Gagne, che si autodefinisce “poeta, avvocato dei pazzi e candidato
universale, soprannaturale e perpetuo alla carica di deputato e all’Académie
française”, è autore prolifico; i suoi innumerevoli scritti
sono quasi sempre stilati in versi. La sua azione può riassumersi
in questo distico: «Per tutta ambizione, nell’amore che m’inonda,
/ Aspiro a diventare il lustrascarpe del mondo».
I suoi primi poemi sono dedicati al tema delle catastrofi (ferroviarie,
in mare, terremoti, incendi) e all’annuncio dell’arrivo di una “donna messia”
che Gagne chiama la Philosofluide (cfr. A tous les peuples du
monde. L’Unitéide ou la Femme Messie, Montélimar, impr.
Bourron, 1857).
A Parigi, presso l’editore Rousset, nel 1843 pubblica La Gagne-Monopanglotte
ou Langue unique et universelle formée de la réunion radical
et substantielle de toutes les langues mères, un progetto di
lingua artificiale composta di parole prese da venti lingue (tedesco, inglese,
arabo, cinese, danese, spagnolo, francese, greco, ebraico, indostano, italiano,
latino, malgascio, persiano, polacco, portoghese, russo, sanscrito, svedese
e turco) proporzionalmente all’importanza dei popoli che le hanno parlate
o le parlano. Nella Monopanglotte i verbi sono all’infinito, tempo
che infonde più forza e chiarezza al discorso; sono abolite le declinazioni
restando solo il nominativo singolare; gli aggettivi sono al maschile;
esiste una pronuncia uniforme per tutte le lettere e le sillabe delle lingue;
l’alfabeto universale è quello francese; viene aggiunta una “s”
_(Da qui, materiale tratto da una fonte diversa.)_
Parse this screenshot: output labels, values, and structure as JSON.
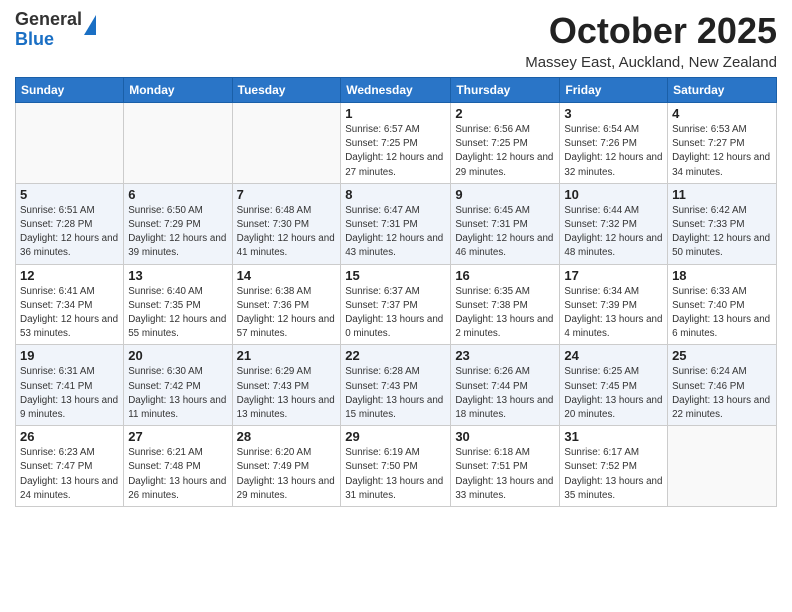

per indicare il plurale dei nomi, ecc.
Nel 1853 Gagne sposa Élise Moreau de Rus, scrittrice, con la
quale fonda Le Théâtre du monde, journal et cours littéraires
et artistiques. Fra gli altri periodici fondati da Gagne ricordiamo:
L’Espérance,
L’Archi-Soleil
e L’Unité, “journal universel et pantoglotte, organe de l’archi-congrès
de l’unité universelle, religeuse, littéraire, scientifique”.
Nel 1860 subisce un attacco di spiritismo e viene internato per qualche
tempo in manicomio dove si rivela il migliore aiutante dei medici e degli
infermieri: “lenisce, tranquillizza e allieta tutti gli altri dementi”.
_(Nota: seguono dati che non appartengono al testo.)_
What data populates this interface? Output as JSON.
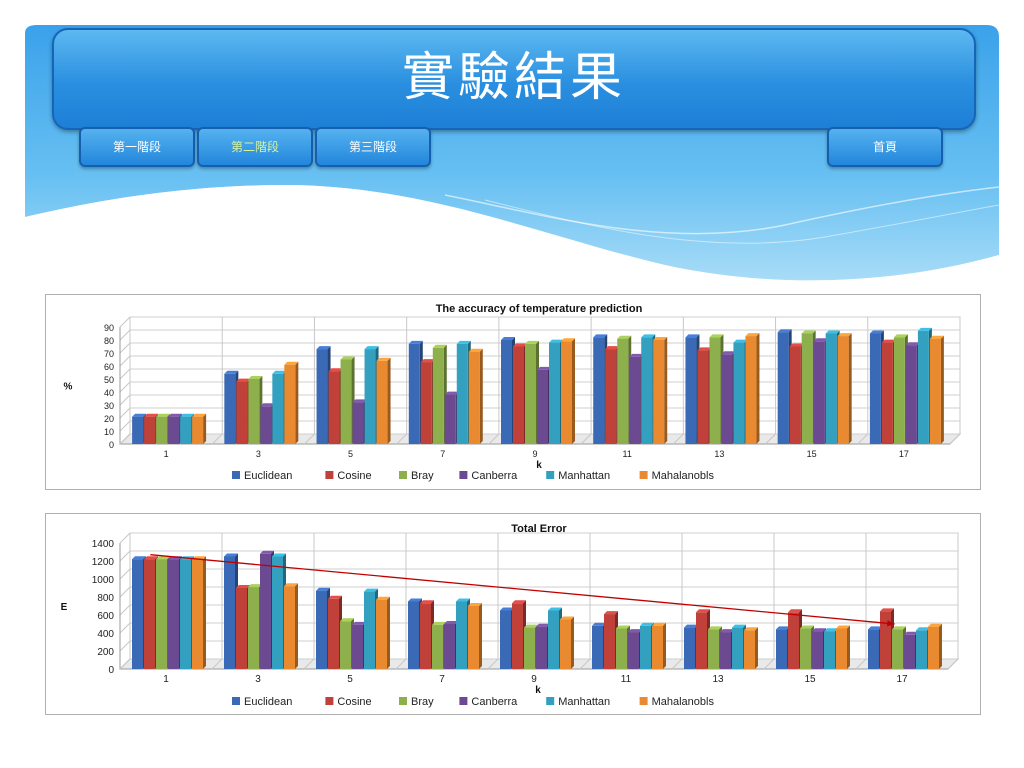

Durante la carestia che, nel 1867, miete numerose vittime in Algeria,
Gagne espone sul numero 5 de L’Unité il “famoso” progetto
della Filantropofagia, “il solo fatto nuovo comparso sotto il sole”, ovvero
“l’amore dell’uomo per l’uomo dato in alimento”. Nel sacrificio volontario
di uomini e donne che si danno fraternamente e religiosamente in nutrimento
alle vittime della fame che divora il mondo, Gagne individua la definitiva
soluzione del “problema sociale”. «L’arcifilantropofagia, che rovescerà
la barbarie e tutti i crimini, solo lei può pronunciare la santa
parola fine alla carestia universale che, se nessuno si sacrifica, ci divorerà
tutti sul grande vascello della terra senza più viveri».
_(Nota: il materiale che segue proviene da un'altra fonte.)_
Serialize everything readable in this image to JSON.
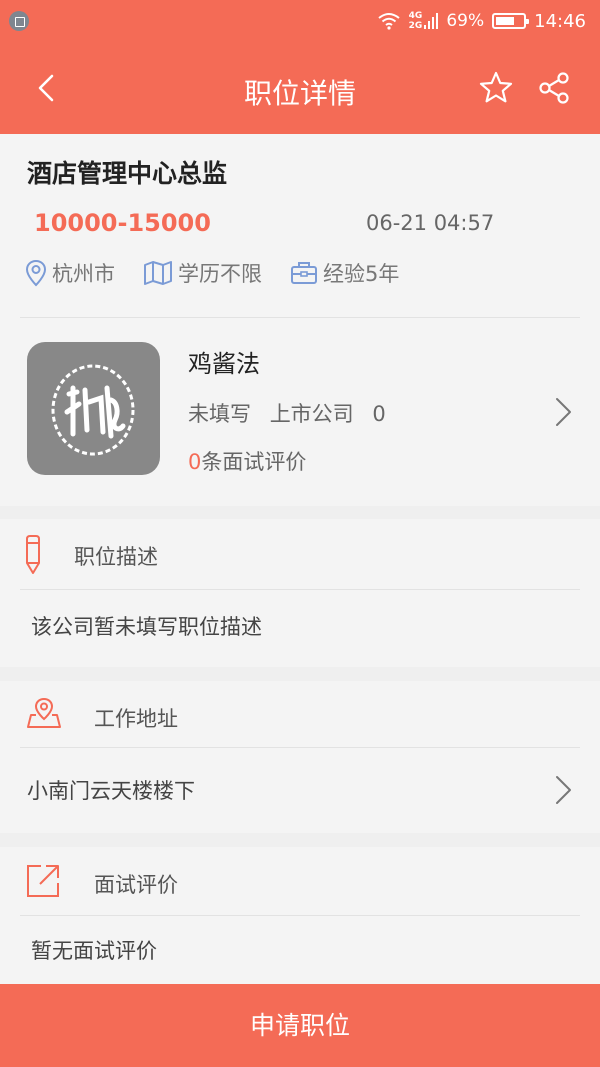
{
  "status_bar": {
    "network_4g": "4G",
    "network_2g": "2G",
    "battery_percent": "69%",
    "time": "14:46"
  },
  "header": {
    "title": "职位详情"
  },
  "job": {
    "title": "酒店管理中心总监",
    "salary": "10000-15000",
    "posted": "06-21 04:57",
    "tags": {
      "city": "杭州市",
      "education": "学历不限",
      "experience": "经验5年"
    }
  },
  "company": {
    "name": "鸡酱法",
    "meta": [
      "未填写",
      "上市公司",
      "0"
    ],
    "review_count": "0",
    "review_suffix": "条面试评价"
  },
  "sections": {
    "description": {
      "title": "职位描述",
      "body": "该公司暂未填写职位描述"
    },
    "address": {
      "title": "工作地址",
      "body": "小南门云天楼楼下"
    },
    "interview": {
      "title": "面试评价",
      "body": "暂无面试评价"
    }
  },
  "apply_button": "申请职位",
  "colors": {
    "accent": "#f46b56",
    "background": "#efefef",
    "card": "#f4f4f4"
  }
}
Il progetto di Gagne, di cui parlano diversi giornali del tempo (Le
Figaro, Le Pays, Le Nain jaune, ecc.) prevede l’erezione
di quattro croci in Place de la Concorde; le braccia e le gambe dei “cristi
salvatori dell’umanità” saranno appesi ad “anelli dorati”, “le loro
teste verranno infilate in lacci diamantati o in rasoi circolari, secondo
le preferenze; i sacrificatori, posti dietro le croci, si armeranno di
garrote destinate a stringere lacci e i ferri taglienti, e, nel momento
in cui si faranno suonare a distesa le campane del sacrificio e in cui
gli spettatori cadranno in ginocchio, si compirà l’esecuzione in
un minuto eterno, che riempirà i cieli e la terra d’amore, di gloria
e di benedizioni”. Da parte mia, afferma Gagne, “preferisco diventare il
sacro alimento dei miei simili, che mi venereranno, piuttosto che essere
la stupida e ignobile pastura dei vermi”. Così si dice pronto a
inviare una delle sue gambe in Algeria, un’altra in America, un braccio
in Irlanda, il tronco del suo corpo al mondo intero.
Gagne muore a Parigi nell’agosto del 1876, in miseria.
"Posse", 1, aprile 2000, pp. 214-216.